Baker eschews gimmickry. For Fagan, Baker's plays recall Chekhov's, where on the surface, "people are sitting around a table having tea, but actually their lives are getting destroyed." Relationships spark and die out, identities crumble, fantasies play out, solving both everything and nothing.

And, as with Chekhov, this tragedy is deeply funny.

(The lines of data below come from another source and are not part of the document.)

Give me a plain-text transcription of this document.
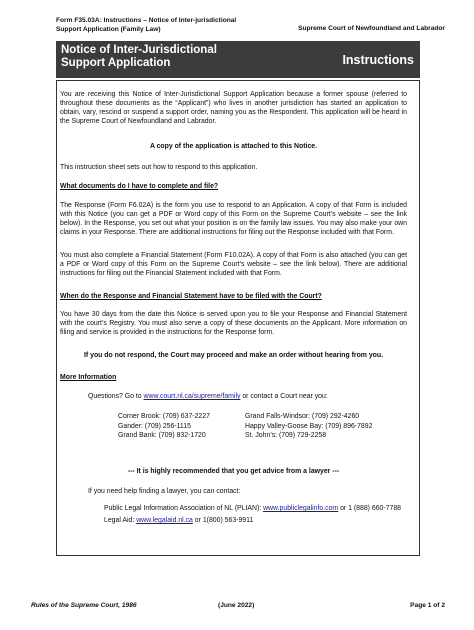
Form F35.03A: Instructions – Notice of Inter-jurisdictional
Support Application (Family Law)	Supreme Court of Newfoundland and Labrador
Notice of Inter-Jurisdictional
Support Application	Instructions
You are receiving this Notice of Inter-Jurisdictional Support Application because a former spouse (referred to throughout these documents as the “Applicant”) who lives in another jurisdiction has started an application to obtain, vary, rescind or suspend a support order, naming you as the Respondent. This application will be heard in the Supreme Court of Newfoundland and Labrador.
A copy of the application is attached to this Notice.
This instruction sheet sets out how to respond to this application.
What documents do I have to complete and file?
The Response (Form F6.02A) is the form you use to respond to an Application. A copy of that Form is included with this Notice (you can get a PDF or Word copy of this Form on the Supreme Court’s website – see the link below). In the Response, you set out what your position is on the family law issues. You may also make your own claims in your Response. There are additional instructions for filing out the Response included with that Form.
You must also complete a Financial Statement (Form F10.02A). A copy of that Form is also attached (you can get a PDF or Word copy of this Form on the Supreme Court’s website – see the link below). There are additional instructions for filing out the Financial Statement included with that Form.
When do the Response and Financial Statement have to be filed with the Court?
You have 30 days from the date this Notice is served upon you to file your Response and Financial Statement with the court’s Registry. You must also serve a copy of these documents on the Applicant. More information on filing and service is provided in the instructions for the Response form.
If you do not respond, the Court may proceed and make an order without hearing from you.
More Information
Questions? Go to www.court.nl.ca/supreme/family or contact a Court near you:
Corner Brook: (709) 637-2227
Gander: (709) 256-1115
Grand Bank: (709) 832-1720
Grand Falls-Windsor: (709) 292-4260
Happy Valley-Goose Bay: (709) 896-7892
St. John’s: (709) 729-2258
--- It is highly recommended that you get advice from a lawyer ---
If you need help finding a lawyer, you can contact:
Public Legal Information Association of NL (PLIAN): www.publiclegalinfo.com or 1 (888) 660-7788
Legal Aid: www.legalaid.nl.ca or 1(800) 563-9911
Rules of the Supreme Court, 1986	(June 2022)	Page 1 of 2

For an outsider at a Circle Mirror rehearsal, it can be hard to tell when the actors are acting. They wear clothes to rehearsal that their characters might wear to class, they rehearse in a room that could pass for their set, and when they're on break, they lounge about the space in positions that could have been staged. Baker's writing is equally unadorned, full of false starts, dead ends, and gaping silences in between: "Uh ... (pause) It doesn't really ... I'm sorry. (pause) I uh ... It doesn't really look like my bedroom." When writing, Baker sometimes records herself speaking lines, the better to, as she has written, "capture the cadences of painful, ordinary speech." Her long pauses defy the conventions of stage time, clouding the boundary between theater and life. Watching characters struggle in the silence, you can't help but wonder if something has gone horribly wrong. Whether Baker's characters can survive moment to moment, whether they can break the silence without making the scene implode, is what makes her seemingly simple plays so riveting.

Baker's pauses offer fertile ground for discovery; SF Playhouse Artistic Director Bill English says these silences demand that actors "trust the magic of simply owning something and being it and feeling it," but that the reward is acting "that feels more spontaneous." Puzzling out who Baker's characters are, according to both Fagan and Joy Carlin, who directed Body Awareness at the Aurora, is "endless" for actors, so subtle and open-ended are the playwright's clues.

Unsurprisingly, Fagan's ensemble was good at one-word story. They created sentences that had not only logic but also narrative and wit. When Fagan had them switch to playing the game in character, however, their skills disappeared. They were bad at the game, yet it was more interesting to watch. It was only then that Fagan had the performers rehearse some of the one-word stories in the script: "Pain um ... uh ... loneliness are feeding me ... sky."